Initially, her goal was to lose 100 pounds, and everything over that would be icing on the cake.

“By the end of the year, I wanted to be below 200, and I’ve gone almost 30 pounds beyond that now, so I’ve kind of left things in the dust in terms of what maybe was my biggest hope,” she said. “So now, I’m sharing my biggest goal, and that is to be half my size.”

To have success with weight loss, she said it’s about doing it when you’re ready and being consistent.

“Part of this, too, has been about putting myself first, which is something that’s not necessarily second nature to me, and making myself a priority,” Stahl said. “I know a lot of people have trouble with that for different reasons. It’s a big thing. It has been a big change. I never dreamed I would be at the point I am today, and I’m hopeful for 2021 that I’ll meet my ultimate goal.”

She hopes to reach that goal by the end of September when her brother gets married.

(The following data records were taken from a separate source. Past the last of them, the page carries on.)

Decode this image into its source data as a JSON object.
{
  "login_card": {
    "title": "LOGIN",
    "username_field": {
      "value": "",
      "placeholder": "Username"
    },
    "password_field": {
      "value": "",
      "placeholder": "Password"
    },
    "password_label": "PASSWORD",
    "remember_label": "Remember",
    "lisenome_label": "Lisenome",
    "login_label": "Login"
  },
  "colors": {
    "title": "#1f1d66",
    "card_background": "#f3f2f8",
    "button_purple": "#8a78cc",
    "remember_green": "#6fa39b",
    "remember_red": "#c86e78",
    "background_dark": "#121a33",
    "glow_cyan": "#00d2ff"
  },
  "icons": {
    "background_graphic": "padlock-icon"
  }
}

She will have to continue to adjust her wardrobe, too, as she has gone from XXXL to nearly medium.

“I would really like to be at goal weight at the beginning of school because when it comes to next fall, I would like to buy clothes that will fit me and that I will not shrink out of again because that’s expensive,” she said, laughing. “The winter coat that I got for this year is already getting kind of big. For summer, I definitely have to buy all new stuff again, and I already did one round of that.”